Maqueio minha irmã. Com muito carinho e afeto e penso quebrar o ar flor que tem nela, mas fazer exalar mais seu perfume. Exacerbo os tons esverdeados do seus olhos e imponho uma boca cor de vinho. E ela se espanta...fica num pequeno choque, vendo aquela maquiagem tão brilhante, quebrando seu ar de menina, mas apontando a mulher que ela já pode ser. E esse espanto não dura muito tempo, porque chega outra criança adorável, mas muito decidida. Ela estava no outro andar e pediu que a levassem ao meu encontro, queria maquear-se. E ela prefere fazer tudo sozinha, escolhe as cores. E pede que a amiga que a traz, pinte-se também. Peço autorização para pintar a amiga. E ela deixa e confere tudo atenta. Concorda que está tudo a seu contento.
Com ela encerro minha experiência. Guardo os badulaques. Finalizo minha maquiagem e vou conferir o que sobrou da festa, que a essas alturas, já acabara.


Num revolta: mereço presenças e afagos. Mereço, mereço, mereço. Merecemos todas. Mas mereço mais, porque nunca me dei conta que merecia.
E diante dos descuidos aos quais me submeto nas mãos de pessoas que pouco me enxergam, finalmente esbravejo: não, não mereço isso.
Sou amorosa e carinhosa com os que amo. Quero servi-los, porque é meu modo de amar: lavar as roupas, lembrar dos remédios, fazer um almoço. E sei que tenho tanto desses afetos perto de mim.
E assim, a partir de agora, rogarei todas as manhãs, que eu encontre esse amor de um amado igualmente tenro, que me afague, queira perto, queira bem. Que me ache bonita e goste de minha comida. Que reclame que eu sou consumista demais e controle meus gastos. Que tope fazer dieta comigo, pois meu colesterol está alto. Que me queira. Pois mereço tanto isso...como nunca achei que tinha merecido antes.
Que assim seja.

domingo, 12 de agosto de 2012

A pouca crença no masculino: reflexões provocadas pelo Dia dos Pais

Um dia, numa conversa com uma amiga percebi que não admiro mais que cinco homens próximos. Admiro muitas mulheres. Mas quase nenhum homem - homem heterossexual. Sim, pontuo essa diferença, porque a orientação sexual é mais que gostar de meninas ou meninos. Implica em toda uma forma de lidar com o mundo. E admiro muitos muitos muitos homens gays a minha volta.
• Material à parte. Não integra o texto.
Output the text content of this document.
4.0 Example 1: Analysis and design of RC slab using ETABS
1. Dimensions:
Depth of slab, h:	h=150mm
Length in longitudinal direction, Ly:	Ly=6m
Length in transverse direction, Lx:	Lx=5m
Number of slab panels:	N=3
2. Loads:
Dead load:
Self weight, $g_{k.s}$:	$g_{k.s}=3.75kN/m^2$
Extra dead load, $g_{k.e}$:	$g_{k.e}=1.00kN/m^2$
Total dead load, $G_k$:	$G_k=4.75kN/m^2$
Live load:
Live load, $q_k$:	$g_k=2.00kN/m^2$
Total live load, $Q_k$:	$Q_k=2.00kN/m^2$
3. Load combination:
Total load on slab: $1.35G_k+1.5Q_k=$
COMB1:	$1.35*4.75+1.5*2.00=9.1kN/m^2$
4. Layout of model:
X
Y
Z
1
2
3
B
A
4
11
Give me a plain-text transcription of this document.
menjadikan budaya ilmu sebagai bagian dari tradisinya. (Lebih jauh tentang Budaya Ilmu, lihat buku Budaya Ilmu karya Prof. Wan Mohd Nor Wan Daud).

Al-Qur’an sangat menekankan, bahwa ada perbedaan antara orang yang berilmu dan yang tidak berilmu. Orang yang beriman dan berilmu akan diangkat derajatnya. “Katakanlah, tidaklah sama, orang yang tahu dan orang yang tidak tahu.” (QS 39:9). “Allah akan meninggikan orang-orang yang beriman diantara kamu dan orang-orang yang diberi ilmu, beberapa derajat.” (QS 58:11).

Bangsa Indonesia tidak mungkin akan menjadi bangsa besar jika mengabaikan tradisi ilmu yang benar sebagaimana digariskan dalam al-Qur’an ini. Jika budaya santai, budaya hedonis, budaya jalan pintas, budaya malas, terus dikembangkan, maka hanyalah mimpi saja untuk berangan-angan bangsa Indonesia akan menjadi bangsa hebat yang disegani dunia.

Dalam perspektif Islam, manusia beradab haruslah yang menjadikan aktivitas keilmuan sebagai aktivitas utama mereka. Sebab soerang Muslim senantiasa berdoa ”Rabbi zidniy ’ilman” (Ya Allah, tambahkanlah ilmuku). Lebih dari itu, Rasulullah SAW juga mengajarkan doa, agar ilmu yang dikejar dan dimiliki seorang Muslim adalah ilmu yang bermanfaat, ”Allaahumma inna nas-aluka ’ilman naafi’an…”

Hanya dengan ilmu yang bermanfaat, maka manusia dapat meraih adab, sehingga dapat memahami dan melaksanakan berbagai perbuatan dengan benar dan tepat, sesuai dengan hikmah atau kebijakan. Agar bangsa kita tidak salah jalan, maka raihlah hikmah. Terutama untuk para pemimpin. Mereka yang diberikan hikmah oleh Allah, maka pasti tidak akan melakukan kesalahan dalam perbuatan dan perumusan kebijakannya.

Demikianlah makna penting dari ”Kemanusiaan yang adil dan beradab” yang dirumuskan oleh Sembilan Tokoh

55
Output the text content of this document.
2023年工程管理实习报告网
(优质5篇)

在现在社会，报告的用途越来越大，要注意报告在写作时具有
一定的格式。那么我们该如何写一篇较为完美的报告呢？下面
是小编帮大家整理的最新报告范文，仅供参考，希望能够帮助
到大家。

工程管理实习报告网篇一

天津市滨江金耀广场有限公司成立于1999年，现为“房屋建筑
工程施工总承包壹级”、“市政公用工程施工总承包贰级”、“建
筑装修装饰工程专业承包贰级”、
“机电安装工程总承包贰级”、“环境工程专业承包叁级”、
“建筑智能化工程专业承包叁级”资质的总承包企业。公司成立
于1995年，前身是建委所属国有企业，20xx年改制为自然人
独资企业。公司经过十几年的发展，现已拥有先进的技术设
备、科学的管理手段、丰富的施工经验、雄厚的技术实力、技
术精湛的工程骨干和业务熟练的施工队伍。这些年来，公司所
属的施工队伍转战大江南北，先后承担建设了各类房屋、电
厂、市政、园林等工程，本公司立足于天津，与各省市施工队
Mas admirar mesmo, raros homens hetero. Cresci numa casa de mulheres. Só com mulheres. Meu pai fez a linha baiano reprodutor. Muitas amantes, muitos filhos, pouca atenção dispensada. Compreendo. Ele próprio não teve a figura do pai e não reconfigurou esse lugar, para ser diferente com seus filhos.
Desde muito cedo, criei a noção - muito negativa e dificílima de reformular - que homem não presta. Não me sentia à vontade perto dos homens ou os achava uma coisa inacessível. Para piorar, durante toda a minha infância estudei numa escola apenas para meninas. Não brinquei com meninos, não soube lidar com eles. Esses dois dados me geraram uma profunda deformação, que leva a hoje, eu ser uma mulher de 33 anos e não lembrar de referências muito positivas de homens - embora tenha amigos e os ame.
O fato é que tenho uma profunda desconfiança dos homens. Não acredito neles. Me atraio. Desejo. Quero tê-los perto. Mas não confio. Nem um pouco. Uso todas as minhas armaduras, pois sei que uma hora ou outra, vira uma rejeição, uma troca, uma grosseria, uma ausência. Nos raros momentos de entrega e escudo baixado, em algum instante, a mente acostumada ao não pergunta: "que horas vai ser que ele vai me rejeitar?".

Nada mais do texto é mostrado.